The reaction from the audience was as unforced as the band's own effervescent temperament. Their high spirits threatened to get the best of The Felices by the end of their hour-and-a-half set only insofar as they may have lost track of the pace of their set and the necessity to mix it up somewhat more. There's no sense of novelty in the use of washboard or accordion‚ but greater use of keyboards would make for more broad contrast with the fiddle‚ limber electric bass from Christmas and Ian Felice's ramshackle electric guitar.
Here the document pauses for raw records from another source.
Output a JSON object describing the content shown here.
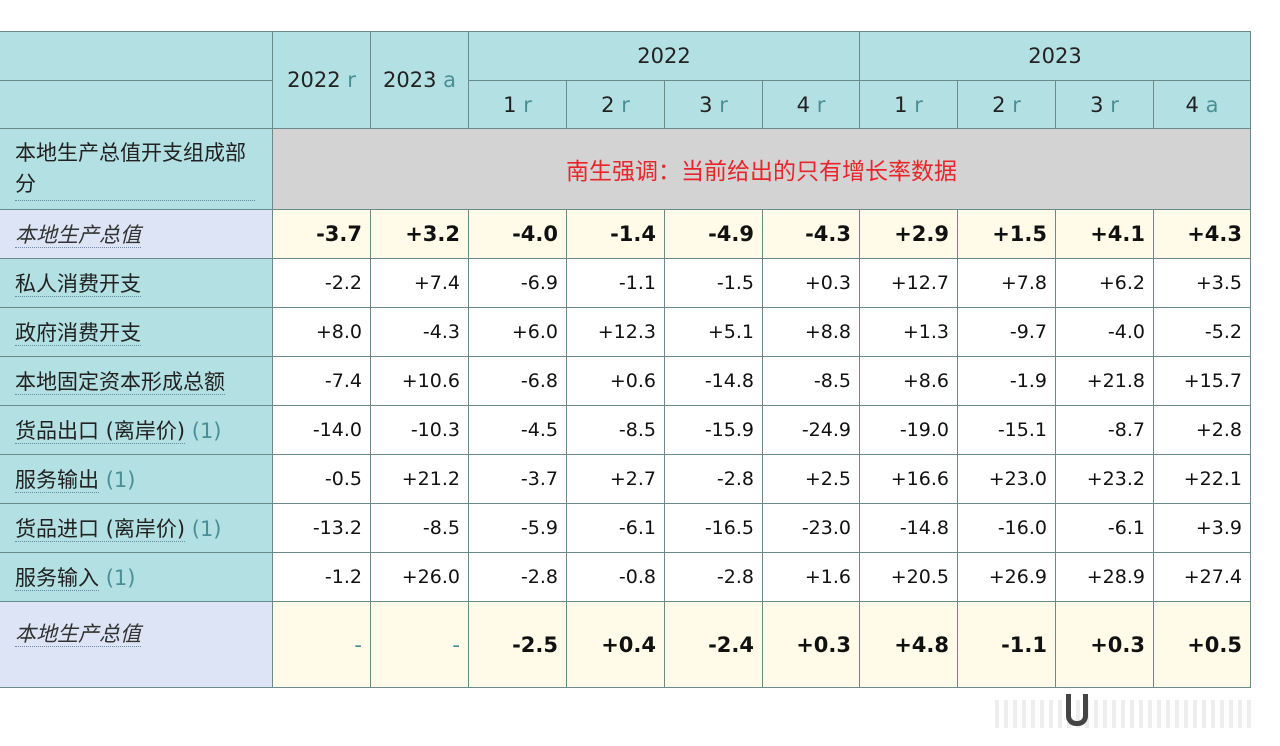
{
  "header": {
    "col_2022": "2022",
    "col_2023": "2023",
    "col_2022_suffix": "r",
    "col_2023_suffix": "a",
    "group_2022": "2022",
    "group_2023": "2023",
    "quarters": [
      {
        "q": "1",
        "s": "r"
      },
      {
        "q": "2",
        "s": "r"
      },
      {
        "q": "3",
        "s": "r"
      },
      {
        "q": "4",
        "s": "r"
      },
      {
        "q": "1",
        "s": "r"
      },
      {
        "q": "2",
        "s": "r"
      },
      {
        "q": "3",
        "s": "r"
      },
      {
        "q": "4",
        "s": "a"
      }
    ]
  },
  "section_title": "本地生产总值开支组成部分",
  "banner_note": "南生强调：当前给出的只有增长率数据",
  "rows": [
    {
      "label": "本地生产总值",
      "note": "",
      "values": [
        "-3.7",
        "+3.2",
        "-4.0",
        "-1.4",
        "-4.9",
        "-4.3",
        "+2.9",
        "+1.5",
        "+4.1",
        "+4.3"
      ]
    },
    {
      "label": "私人消费开支",
      "note": "",
      "values": [
        "-2.2",
        "+7.4",
        "-6.9",
        "-1.1",
        "-1.5",
        "+0.3",
        "+12.7",
        "+7.8",
        "+6.2",
        "+3.5"
      ]
    },
    {
      "label": "政府消费开支",
      "note": "",
      "values": [
        "+8.0",
        "-4.3",
        "+6.0",
        "+12.3",
        "+5.1",
        "+8.8",
        "+1.3",
        "-9.7",
        "-4.0",
        "-5.2"
      ]
    },
    {
      "label": "本地固定资本形成总额",
      "note": "",
      "values": [
        "-7.4",
        "+10.6",
        "-6.8",
        "+0.6",
        "-14.8",
        "-8.5",
        "+8.6",
        "-1.9",
        "+21.8",
        "+15.7"
      ]
    },
    {
      "label": "货品出口 (离岸价)",
      "note": "(1)",
      "values": [
        "-14.0",
        "-10.3",
        "-4.5",
        "-8.5",
        "-15.9",
        "-24.9",
        "-19.0",
        "-15.1",
        "-8.7",
        "+2.8"
      ]
    },
    {
      "label": "服务输出",
      "note": "(1)",
      "values": [
        "-0.5",
        "+21.2",
        "-3.7",
        "+2.7",
        "-2.8",
        "+2.5",
        "+16.6",
        "+23.0",
        "+23.2",
        "+22.1"
      ]
    },
    {
      "label": "货品进口 (离岸价)",
      "note": "(1)",
      "values": [
        "-13.2",
        "-8.5",
        "-5.9",
        "-6.1",
        "-16.5",
        "-23.0",
        "-14.8",
        "-16.0",
        "-6.1",
        "+3.9"
      ]
    },
    {
      "label": "服务输入",
      "note": "(1)",
      "values": [
        "-1.2",
        "+26.0",
        "-2.8",
        "-0.8",
        "-2.8",
        "+1.6",
        "+20.5",
        "+26.9",
        "+28.9",
        "+27.4"
      ]
    },
    {
      "label": "本地生产总值",
      "note": "",
      "values": [
        "-",
        "-",
        "-2.5",
        "+0.4",
        "-2.4",
        "+0.3",
        "+4.8",
        "-1.1",
        "+0.3",
        "+0.5"
      ]
    }
  ]
}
That said‚ this band shares an intrinsic grasp of dynamics that allows them a high stepping crowd-pleaser one moment ("Whiskey in My Whiskey") only to follow unannounced with a doleful ballad seeming straight from Appalachia ("Ruby Mae")‚ both equally convincing and thus equally memorable because such a tune hits home via their own ever-so-open hearts. Particularly so‚ when it's delivered by Simone Felice as he steps away from his drumkit to take center stage‚ seemingly more than a bit nervous in the spotlight.
That's what this early fall night was like‚ even before mikes were moved from the stage to the floor and a dozen or so spectators became performers onstage in a rousing "Glory Glory" that turned the Showcase Lounge into something more like a revival in the most fundamental sense of that word.